VYPR
← All advisories
Unrated severityNVD Advisory· Published May 15, 2023· Updated Jan 24, 2025

CVE-2023-20710

CVE-2023-20710

Description

In keyinstall, there is a possible out of bounds read due to a missing bounds check. This could lead to local information disclosure with System execution privileges needed. User interaction is not needed for exploitation. Patch ID: ALPS07576935; Issue ID: ALPS07576935.

AI Insight

LLM-synthesized narrative grounded in this CVE's description and references.
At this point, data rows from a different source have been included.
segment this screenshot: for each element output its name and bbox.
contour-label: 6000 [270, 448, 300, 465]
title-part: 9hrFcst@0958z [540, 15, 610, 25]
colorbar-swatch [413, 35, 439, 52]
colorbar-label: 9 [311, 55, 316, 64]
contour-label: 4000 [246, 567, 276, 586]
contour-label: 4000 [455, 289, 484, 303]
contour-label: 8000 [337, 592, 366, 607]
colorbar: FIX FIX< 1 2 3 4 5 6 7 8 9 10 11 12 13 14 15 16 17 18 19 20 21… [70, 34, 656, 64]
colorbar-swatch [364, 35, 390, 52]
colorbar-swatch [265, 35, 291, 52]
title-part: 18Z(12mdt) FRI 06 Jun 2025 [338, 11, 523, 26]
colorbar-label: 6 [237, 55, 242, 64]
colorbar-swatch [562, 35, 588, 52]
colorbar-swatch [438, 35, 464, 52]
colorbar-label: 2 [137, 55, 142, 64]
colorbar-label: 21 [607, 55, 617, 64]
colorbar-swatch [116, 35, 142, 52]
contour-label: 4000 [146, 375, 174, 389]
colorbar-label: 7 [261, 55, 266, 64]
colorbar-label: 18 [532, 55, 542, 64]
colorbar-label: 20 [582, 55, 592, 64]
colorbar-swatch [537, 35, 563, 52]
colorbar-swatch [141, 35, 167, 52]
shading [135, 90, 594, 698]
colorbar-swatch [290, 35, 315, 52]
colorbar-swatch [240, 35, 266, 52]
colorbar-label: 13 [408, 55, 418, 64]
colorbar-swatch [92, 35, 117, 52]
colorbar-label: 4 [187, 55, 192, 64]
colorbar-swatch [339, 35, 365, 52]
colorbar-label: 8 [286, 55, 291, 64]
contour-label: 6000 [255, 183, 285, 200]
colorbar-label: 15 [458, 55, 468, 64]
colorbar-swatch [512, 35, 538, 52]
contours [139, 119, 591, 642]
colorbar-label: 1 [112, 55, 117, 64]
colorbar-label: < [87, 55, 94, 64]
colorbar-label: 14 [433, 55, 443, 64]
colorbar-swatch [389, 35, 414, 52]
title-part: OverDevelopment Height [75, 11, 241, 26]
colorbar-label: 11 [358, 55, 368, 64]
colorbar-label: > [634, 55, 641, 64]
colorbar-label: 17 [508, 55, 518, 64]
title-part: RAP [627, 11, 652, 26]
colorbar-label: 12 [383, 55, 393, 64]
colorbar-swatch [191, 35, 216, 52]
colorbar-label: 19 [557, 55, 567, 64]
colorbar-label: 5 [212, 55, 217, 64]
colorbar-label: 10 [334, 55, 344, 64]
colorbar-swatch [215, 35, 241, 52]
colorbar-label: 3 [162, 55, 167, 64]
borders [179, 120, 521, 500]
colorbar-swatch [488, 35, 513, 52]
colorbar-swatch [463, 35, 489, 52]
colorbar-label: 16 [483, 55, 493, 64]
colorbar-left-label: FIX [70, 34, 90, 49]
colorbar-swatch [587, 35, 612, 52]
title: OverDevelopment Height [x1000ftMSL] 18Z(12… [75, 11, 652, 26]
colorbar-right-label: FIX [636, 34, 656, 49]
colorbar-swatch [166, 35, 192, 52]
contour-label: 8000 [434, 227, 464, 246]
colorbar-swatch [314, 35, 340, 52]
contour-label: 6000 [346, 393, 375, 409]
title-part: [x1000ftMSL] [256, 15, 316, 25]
A missing bounds check in MediaTek keyinstall leads to out-of-bounds read, enabling local information disclosure with System privileges.

Vulnerability

In keyinstall on MediaTek chipsets, a missing bounds check leads to an out-of-bounds read vulnerability. The issue affects a range of MediaTek platforms, including MT2731, MT2735, MT2737, MT6580, MT6739, MT6761, MT6762, MT6765, MT6767, MT6768, MT6769, MT6771, MT6779, MT6781, MT6783, MT6785, MT6789, MT6833, MT6853, MT6855, MT6873, MT6877, MT6879, MT6880, and others as listed in the vendor advisory [1]. The vulnerability is assigned CVE-2023-20710 and rated Medium severity with a patch ID of ALPS07576935.

Exploitation

An attacker requires System execution privileges to exploit this vulnerability. No user interaction is needed. The attacker triggers the out-of-bounds read by sending crafted input to the keyinstall service, which fails to validate memory boundaries before reading.

Impact

Successful exploitation leads to local information disclosure, potentially exposing sensitive data stored in kernel memory. The attacker gains access to information beyond their authorized privilege level, with System privileges as the entry point.

Mitigation

MediaTek has released a security patch for this issue and notified device OEMs at least two months before the public disclosure on May 5, 2023 [1]. Users should apply the latest firmware updates from their device manufacturer. No workaround is available; the fix requires a patch to keyinstall.

References
  1. May 2023

AI Insight generated on May 25, 2026. Synthesized from this CVE's description and the cited reference URLs; citations are validated against the source bundle.

Affected products

2
  • Mediatek/keyInstallllm-fuzzy
  • MediaTek, Inc./MT6580, MT6731, MT6735, MT6737, MT6739, MT6753, MT6757, MT6757C, MT6757CD, MT6757CH, MT6761, MT6762, MT6763, MT6765, MT6768, MT6769, MT6771, MT6779, MT6781, MT6785, MT6789, MT6833, MT6853, MT6853T, MT6855, MT6873, MT6875, MT6877, MT6879, MT6883, MT6885, MT6889, MT6891, MT6893, MT6895, MT6983, MT8185, MT8321, MT8385, MT8666, MT8667, MT8765, MT8766, MT8768, MT8781, MT8786, MT8788, MT8789, MT8791, MT8791T, MT8797v5
    Range: Android 11.0, 12.0, 13.0

Patches

0

No patches discovered yet.

Vulnerability mechanics

AI mechanics synthesis has not run for this CVE yet.

References

1

News mentions

0

No linked articles in our index yet.